I arrived at Steptoe Butte just after sunset, the sky was still burning red. I hoped the weather would cooperate for a sunrise photoshoot. The rolling hills look magical when lit by the early morning sunlight. At 6am I ventured to the peak of Steptoe Butte. I couldn't believe my eyes. There was a massive vehicle already parked up there, it looked like it was built for the apocalypse! I soon saw a tripod and camera nearby and realized it was another photographer's vehicle.
Apparently he used to own an RV, but it fell off the road when he was driving through Alaska. He then upgraded to this beast, which can hold over 100 gallons of fuel and drive on just about any surface. This thing is the ultimate vehicle! You can follow his photography over on Instagram.
We were treated to quite a show as the sun rose over the distant horizon and began illuminating the endless fields.
Next stop, Palouse Falls! It was a surprisingly beautiful and fun drive through the farmlands of eastern Washington. Suddenly the rolling hills gave way to a massive scar on the landscape. I had arrived at Palouse Falls.
While I was scouting out a good vantage point of the falls I met another photographer, Arnaud Marchais. Arnaud was spending some time in the USA and visiting friends in Washington when he heard of this waterfall. He decided to make a detour and check it out. I learned that he leads photography expeditions all over Europe! He will be spending a few months this winter up in Norway. You can see more about his expeditions here (it's all in French though)
Thankfully the sky started to clear up after sunset, which looked perfect for some Milky Way photos! Arnaud and I ventured back out to the canyon rim at 9:30 PM to see what we could capture. He had the Nikon 14-24mm lens, arguably the best astro lens, but he lost his tripod mounting plate. We made a deal. He could borrow my tripod and I could borrow his lens. I also had the Sigma 35mm Art with me, a lens he had heard rave reviews about. He was thrilled to finally try it out! It turned out to be a fun night under the stars!
Instead of driving straight to the Seattle area, my course was now completely altered. I would travel along the Oregon / Washington border, following the Columbia River. This would work out great though, as I had a bunch of waterfalls to see all along the Gorge. First up was Spirit Falls.
The trail down to Spirit Falls was very sketchy and dangerous, but at least that meant no tourists. The water was incredibly beautiful, with a cyan tint.
Next stop was Panther Creek Falls, but the sun was starting to set and I needed to find a place to spend the night. Thankfully there were tons of free campsites along the route up to Panther Creek Falls, as this was National Forest land. I found a nice little spot along a creek and got a good night's rest. The next morning was cool and cloudy, perfect for photographing waterfalls.
This waterfall was also poorly marked. There was a simple gravel pull-off and some chalk markings on the road that pointed to the trailhead. Thankfully this trail was properly built and I made it to the overlook within 2 minutes. Not content with the view, I found a ledge to climb down. I was glad I had taken a rock climbing class in college. My new location was the perfect spot to photograph the falls from!

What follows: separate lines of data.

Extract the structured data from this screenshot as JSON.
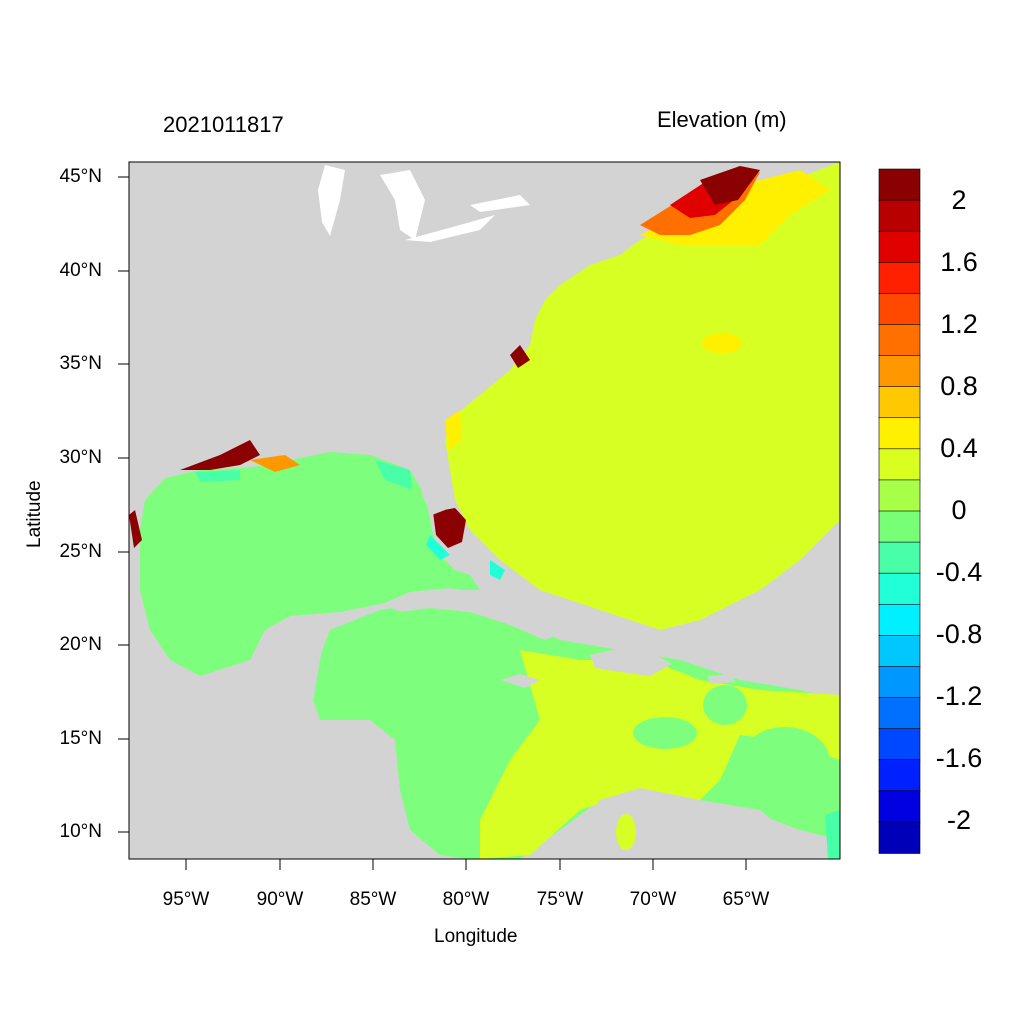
{
  "header": {
    "timestamp": "2021011817",
    "variable_title": "Elevation (m)"
  },
  "axes": {
    "x_title": "Longitude",
    "y_title": "Latitude",
    "lat_ticks": [
      "45°N",
      "40°N",
      "35°N",
      "30°N",
      "25°N",
      "20°N",
      "15°N",
      "10°N"
    ],
    "lon_ticks": [
      "95°W",
      "90°W",
      "85°W",
      "80°W",
      "75°W",
      "70°W",
      "65°W"
    ],
    "lat_values": [
      45,
      40,
      35,
      30,
      25,
      20,
      15,
      10
    ],
    "lon_values": [
      -95,
      -90,
      -85,
      -80,
      -75,
      -70,
      -65
    ],
    "lat_range": [
      8.5,
      46.2
    ],
    "lon_range": [
      -98,
      -60.5
    ]
  },
  "colorbar": {
    "labels": [
      "2",
      "1.6",
      "1.2",
      "0.8",
      "0.4",
      "0",
      "-0.4",
      "-0.8",
      "-1.2",
      "-1.6",
      "-2"
    ],
    "colors": [
      "#8b0000",
      "#b80000",
      "#e00000",
      "#ff2000",
      "#ff4800",
      "#ff7000",
      "#ff9800",
      "#ffc800",
      "#fff000",
      "#d8ff20",
      "#a8ff48",
      "#78ff78",
      "#48ffa8",
      "#20ffd8",
      "#00f0ff",
      "#00c8ff",
      "#0098ff",
      "#0070ff",
      "#0048ff",
      "#0020ff",
      "#0000e0",
      "#0000b8"
    ]
  },
  "colors": {
    "land": "#d3d3d3",
    "water_lakes": "#ffffff",
    "ocean_gulf": "#7dff7d",
    "atlantic": "#d8ff24",
    "high_surge": "#8b0000"
  }
}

Only 8 waterfalls left to see today!
Falls Creek Falls was next on the list and it turned out to be my favorite one. As I hiked through the forest to reach it I finally realized I was in the Pacific Northwest. Ancient, towering trees. Ferns. Clouds. Moss on every rock and tree.
Falls Creek FallsA long exposure of Falls Creek Falls in Washington I was starting to get used to having the whole forest to myself, away from the hordes of tourists that had plagued the National Parks. Of course, it wouldn't last. Little did I know at the time that the rest of the waterfalls I would visit were all located right off a major highway, meaning tons of tourists. I spent the rest of the day driving from trailhead to trailhead, hoping to see as many waterfalls as possible.
Wahclella FallsWahclella Falls in the Columbia River Gorge, Oregon.
After 2 months on the road there was nothing left between me and the coast. Just an easy drive in the morning and I would be at Ecola State Park, where they filmed part of the Goonies. It would be the perfect spot to see the Pacific Ocean for the first time.